Boston Creme Pie
Boston Creme Pie is not really a pie. It’s a cake! But we’re not going to argue with the Boston Cooking School.
Boston cream pie is a classic American dessert that consists of two layers of sponge cake filled with a rich custard or cream filling, and is topped with a chocolate glaze. Despite its name, it is actually a cake rather than a pie.
The cake layers are typically made from a light, airy vanilla sponge or butter cake, and the custard filling is usually a vanilla pastry cream. After the cake is assembled with the filling in between, it’s often finished with a smooth chocolate ganache or frosting on top. Boston cream pie is often served chilled and is a popular treat that originated in Boston, Massachusetts, in the 19th century. It has been recognized as the official dessert of Massachusetts.
Boston Creme Pie
Boston Creme Pie is not really a pie. It’s a cake! But we’re not going to argue with whomever invented this cake.
- Prep Time: 20 minutes
- Cook Time: 35 minutes
- Total Time: 55 minutes
- Yield: 12 servings 1x
- Category: Dessert
- Method: Oven
- Cuisine: American
Ingredients
- 1 (18.25 ounce) box yellow cake mix
- 1 egg
- 1/2 teaspoon lemon extract
Filling
- 1 small box regular vanilla pudding (not instant)
- 1 1/2 cups milk
- 1 teaspoon vanilla extract
Chocolate Glaze
- 3 tablespoons cocoa
- 1 tablespoon vegetable oil
- 1 cup sifted confectioners’ sugar
- 2 tablespoons boiling water
Instructions
- Mist an 8-inch round cake pan with nonstick cooking spray.
Cake
- Bake the cake in prepared pan according to directions on box, adding an additional egg and lemon extract to batter.
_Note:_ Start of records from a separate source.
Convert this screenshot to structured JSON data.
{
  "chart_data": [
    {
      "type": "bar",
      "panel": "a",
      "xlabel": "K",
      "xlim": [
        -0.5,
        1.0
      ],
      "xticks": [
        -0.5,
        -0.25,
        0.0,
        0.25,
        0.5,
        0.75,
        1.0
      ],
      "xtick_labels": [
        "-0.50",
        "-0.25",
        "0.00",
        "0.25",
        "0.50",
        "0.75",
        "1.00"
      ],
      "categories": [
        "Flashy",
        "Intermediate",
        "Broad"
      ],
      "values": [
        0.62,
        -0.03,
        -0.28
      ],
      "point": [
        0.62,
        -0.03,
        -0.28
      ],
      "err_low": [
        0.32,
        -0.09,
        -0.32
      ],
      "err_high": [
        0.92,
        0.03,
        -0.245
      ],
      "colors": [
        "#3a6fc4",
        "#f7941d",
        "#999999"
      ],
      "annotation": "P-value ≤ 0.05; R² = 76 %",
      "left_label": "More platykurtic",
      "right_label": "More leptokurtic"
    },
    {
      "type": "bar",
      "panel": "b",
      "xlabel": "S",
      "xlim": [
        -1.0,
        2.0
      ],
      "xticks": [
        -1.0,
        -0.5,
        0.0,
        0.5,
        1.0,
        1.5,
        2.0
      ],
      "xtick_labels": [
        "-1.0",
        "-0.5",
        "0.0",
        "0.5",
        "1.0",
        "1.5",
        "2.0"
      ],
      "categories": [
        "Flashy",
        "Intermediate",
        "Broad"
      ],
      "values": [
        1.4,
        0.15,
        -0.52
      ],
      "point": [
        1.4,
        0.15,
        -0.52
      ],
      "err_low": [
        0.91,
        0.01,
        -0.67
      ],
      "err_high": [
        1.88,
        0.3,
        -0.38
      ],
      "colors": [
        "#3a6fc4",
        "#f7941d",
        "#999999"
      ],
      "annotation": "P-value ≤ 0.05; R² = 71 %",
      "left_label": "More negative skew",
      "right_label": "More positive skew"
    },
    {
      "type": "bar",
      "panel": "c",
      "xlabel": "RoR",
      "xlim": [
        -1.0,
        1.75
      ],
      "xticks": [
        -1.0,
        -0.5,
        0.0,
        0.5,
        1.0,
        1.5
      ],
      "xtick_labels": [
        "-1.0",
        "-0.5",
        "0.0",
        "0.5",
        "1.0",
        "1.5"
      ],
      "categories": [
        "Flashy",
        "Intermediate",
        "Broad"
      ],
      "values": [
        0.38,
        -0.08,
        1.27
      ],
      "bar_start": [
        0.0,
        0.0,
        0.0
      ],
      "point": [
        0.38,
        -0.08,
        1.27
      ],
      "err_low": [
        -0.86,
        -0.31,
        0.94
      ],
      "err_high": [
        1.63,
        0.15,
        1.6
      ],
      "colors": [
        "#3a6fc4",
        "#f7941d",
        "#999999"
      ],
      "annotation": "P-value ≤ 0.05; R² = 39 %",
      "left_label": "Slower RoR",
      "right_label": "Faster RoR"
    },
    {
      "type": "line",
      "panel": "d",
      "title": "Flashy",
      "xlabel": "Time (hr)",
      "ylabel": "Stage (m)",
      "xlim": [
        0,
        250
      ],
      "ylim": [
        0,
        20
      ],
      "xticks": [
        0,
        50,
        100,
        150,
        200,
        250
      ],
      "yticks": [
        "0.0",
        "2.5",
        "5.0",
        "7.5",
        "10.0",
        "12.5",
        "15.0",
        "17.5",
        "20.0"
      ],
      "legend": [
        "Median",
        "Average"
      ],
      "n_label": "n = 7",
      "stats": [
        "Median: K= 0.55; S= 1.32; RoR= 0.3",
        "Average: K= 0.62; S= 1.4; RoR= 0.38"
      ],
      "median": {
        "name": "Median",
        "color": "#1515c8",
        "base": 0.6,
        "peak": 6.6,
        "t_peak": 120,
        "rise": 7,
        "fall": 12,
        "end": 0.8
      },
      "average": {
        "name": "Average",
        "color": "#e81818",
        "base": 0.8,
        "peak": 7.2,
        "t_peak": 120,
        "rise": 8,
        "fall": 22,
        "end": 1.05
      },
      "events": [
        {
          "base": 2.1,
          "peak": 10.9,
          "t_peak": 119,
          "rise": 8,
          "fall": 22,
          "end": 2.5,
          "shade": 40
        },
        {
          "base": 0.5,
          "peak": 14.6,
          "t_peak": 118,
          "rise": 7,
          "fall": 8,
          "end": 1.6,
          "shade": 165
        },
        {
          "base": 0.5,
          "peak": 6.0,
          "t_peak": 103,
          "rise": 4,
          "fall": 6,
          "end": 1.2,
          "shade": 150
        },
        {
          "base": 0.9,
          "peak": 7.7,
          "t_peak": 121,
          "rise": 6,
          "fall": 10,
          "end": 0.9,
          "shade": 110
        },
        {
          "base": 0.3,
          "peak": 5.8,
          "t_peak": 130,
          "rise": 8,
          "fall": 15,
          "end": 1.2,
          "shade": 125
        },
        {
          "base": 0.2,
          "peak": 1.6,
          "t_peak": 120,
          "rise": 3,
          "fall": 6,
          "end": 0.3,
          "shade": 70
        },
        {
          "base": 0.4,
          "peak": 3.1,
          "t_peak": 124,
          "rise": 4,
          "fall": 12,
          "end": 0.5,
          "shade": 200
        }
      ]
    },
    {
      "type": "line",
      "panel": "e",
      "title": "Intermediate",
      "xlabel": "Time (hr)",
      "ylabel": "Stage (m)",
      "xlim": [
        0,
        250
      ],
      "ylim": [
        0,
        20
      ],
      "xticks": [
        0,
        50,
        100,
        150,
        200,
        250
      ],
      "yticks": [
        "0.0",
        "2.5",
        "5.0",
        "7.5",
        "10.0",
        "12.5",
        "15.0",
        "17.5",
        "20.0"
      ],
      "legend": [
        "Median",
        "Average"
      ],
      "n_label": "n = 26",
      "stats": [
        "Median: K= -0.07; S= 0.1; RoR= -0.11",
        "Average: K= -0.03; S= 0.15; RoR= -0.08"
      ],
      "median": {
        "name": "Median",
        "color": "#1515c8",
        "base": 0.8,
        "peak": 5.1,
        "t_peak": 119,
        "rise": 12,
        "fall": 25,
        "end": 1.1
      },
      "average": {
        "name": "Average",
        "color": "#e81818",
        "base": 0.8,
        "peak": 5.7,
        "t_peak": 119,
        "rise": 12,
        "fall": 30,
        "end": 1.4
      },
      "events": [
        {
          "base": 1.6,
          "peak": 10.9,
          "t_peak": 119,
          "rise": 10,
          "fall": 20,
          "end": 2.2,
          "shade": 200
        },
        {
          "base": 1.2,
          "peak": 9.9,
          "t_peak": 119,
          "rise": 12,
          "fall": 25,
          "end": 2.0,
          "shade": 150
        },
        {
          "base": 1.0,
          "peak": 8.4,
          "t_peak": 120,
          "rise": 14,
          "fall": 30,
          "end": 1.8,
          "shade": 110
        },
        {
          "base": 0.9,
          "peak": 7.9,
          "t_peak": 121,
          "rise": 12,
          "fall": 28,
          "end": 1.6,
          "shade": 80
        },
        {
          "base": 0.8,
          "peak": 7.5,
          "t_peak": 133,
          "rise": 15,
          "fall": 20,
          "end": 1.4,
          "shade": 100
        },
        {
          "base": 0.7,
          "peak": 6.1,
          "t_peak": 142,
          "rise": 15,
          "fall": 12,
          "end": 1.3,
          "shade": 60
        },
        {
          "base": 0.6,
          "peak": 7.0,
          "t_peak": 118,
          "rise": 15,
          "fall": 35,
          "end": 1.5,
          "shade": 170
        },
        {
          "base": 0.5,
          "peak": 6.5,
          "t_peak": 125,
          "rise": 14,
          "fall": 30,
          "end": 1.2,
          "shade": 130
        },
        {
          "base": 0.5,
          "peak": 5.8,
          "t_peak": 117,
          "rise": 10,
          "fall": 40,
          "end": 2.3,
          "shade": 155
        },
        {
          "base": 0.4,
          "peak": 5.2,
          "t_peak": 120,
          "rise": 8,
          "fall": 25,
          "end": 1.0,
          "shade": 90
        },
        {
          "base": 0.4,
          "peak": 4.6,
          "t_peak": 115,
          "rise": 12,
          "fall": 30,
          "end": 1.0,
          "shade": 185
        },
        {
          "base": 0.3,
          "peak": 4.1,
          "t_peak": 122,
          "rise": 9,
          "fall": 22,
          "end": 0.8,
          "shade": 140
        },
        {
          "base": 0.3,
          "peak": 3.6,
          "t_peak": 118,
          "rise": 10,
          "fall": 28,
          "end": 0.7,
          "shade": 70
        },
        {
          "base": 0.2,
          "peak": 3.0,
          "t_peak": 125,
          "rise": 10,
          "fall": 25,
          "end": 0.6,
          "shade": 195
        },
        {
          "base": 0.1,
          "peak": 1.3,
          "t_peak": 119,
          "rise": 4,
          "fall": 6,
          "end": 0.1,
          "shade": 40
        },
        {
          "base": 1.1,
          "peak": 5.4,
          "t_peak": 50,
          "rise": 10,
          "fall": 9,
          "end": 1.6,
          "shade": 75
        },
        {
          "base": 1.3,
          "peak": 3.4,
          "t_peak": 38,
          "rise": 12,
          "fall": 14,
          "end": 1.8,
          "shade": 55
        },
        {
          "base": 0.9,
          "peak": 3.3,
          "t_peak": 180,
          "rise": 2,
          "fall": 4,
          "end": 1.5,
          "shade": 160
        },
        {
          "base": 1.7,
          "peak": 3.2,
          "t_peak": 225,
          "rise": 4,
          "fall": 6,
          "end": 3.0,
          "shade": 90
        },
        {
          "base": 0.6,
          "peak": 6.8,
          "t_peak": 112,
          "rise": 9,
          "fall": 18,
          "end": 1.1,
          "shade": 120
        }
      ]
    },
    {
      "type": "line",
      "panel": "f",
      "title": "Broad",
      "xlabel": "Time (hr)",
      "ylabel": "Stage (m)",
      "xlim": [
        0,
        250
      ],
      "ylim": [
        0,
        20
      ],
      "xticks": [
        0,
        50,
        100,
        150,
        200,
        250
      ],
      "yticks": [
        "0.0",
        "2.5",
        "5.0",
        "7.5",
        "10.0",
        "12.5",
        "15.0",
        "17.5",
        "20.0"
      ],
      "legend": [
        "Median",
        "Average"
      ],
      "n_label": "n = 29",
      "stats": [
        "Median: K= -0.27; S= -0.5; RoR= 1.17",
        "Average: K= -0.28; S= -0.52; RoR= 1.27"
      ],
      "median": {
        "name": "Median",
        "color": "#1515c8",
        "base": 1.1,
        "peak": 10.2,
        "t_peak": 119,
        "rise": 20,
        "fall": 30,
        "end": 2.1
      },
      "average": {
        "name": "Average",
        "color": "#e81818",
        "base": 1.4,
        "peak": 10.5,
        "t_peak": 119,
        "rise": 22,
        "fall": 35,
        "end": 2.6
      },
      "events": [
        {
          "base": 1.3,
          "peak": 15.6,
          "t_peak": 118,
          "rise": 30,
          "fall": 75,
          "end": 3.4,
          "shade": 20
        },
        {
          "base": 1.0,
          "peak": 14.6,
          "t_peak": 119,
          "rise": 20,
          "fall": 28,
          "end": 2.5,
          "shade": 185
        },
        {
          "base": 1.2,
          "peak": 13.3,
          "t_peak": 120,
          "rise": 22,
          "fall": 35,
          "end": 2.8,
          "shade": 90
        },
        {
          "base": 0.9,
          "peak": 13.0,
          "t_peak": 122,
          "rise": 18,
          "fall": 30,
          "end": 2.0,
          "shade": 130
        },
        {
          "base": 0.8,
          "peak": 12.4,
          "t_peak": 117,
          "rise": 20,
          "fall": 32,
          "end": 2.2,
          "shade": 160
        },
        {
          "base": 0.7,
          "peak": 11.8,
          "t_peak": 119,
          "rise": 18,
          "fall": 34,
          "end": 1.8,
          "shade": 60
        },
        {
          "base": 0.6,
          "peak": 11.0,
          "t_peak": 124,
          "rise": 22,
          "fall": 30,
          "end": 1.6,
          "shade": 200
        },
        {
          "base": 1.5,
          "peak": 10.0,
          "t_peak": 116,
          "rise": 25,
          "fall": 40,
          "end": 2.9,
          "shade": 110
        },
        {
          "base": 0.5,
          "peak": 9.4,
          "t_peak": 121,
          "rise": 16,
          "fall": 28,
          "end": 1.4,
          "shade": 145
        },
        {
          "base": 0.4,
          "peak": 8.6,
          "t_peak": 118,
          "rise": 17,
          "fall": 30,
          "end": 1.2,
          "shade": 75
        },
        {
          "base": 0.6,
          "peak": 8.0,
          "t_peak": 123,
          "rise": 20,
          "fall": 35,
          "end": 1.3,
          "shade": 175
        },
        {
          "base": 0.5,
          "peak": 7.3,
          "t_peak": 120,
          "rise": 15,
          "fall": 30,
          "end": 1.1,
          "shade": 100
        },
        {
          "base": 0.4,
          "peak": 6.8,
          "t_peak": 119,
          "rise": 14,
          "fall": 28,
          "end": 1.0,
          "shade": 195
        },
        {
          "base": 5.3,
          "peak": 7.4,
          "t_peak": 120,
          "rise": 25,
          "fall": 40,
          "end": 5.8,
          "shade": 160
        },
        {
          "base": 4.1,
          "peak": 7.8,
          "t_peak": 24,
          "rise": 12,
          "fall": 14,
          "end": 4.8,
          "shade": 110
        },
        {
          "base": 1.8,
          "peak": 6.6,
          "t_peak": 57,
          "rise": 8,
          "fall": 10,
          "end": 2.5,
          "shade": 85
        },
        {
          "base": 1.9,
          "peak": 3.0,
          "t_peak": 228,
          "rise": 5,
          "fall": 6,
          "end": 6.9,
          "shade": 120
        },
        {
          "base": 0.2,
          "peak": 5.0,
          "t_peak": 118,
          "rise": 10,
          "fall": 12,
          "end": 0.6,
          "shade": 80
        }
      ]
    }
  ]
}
- Let cake cool in pan for about 10 minutes, then remove from pan and cool completely.
Filling
- Prepare pudding according to directions on box, using 1 1/2 cups milk and adding vanilla extract.
- When pudding is ready and still hot, cover with plastic wrap to prevent skin from forming.
- Refrigerate until chilled.
- Split cake into two layers, cover one layer with pudding and replace the top layer.
Chocolate Glaze
- Blend all ingredients in mixing bowl. Beat until smooth.
- Glaze only the top layer of the cake.
Notes
18.25 ounce boxes of cake mix have been replaced by 16.5 ounce and 15.25 ounce boxes. To compensate for the volume loss in a 16 ounce box, whisk 6 tablespoons all-purpose flour into the dry cake mix before proceeding with the recipe. To compensate for the volume loss in a 15.25 ounce box, add 1/2 cup + 3 tablespoons all-purpose flour and 1/4 teaspoon baking powder.
This cake must be kept refrigerated.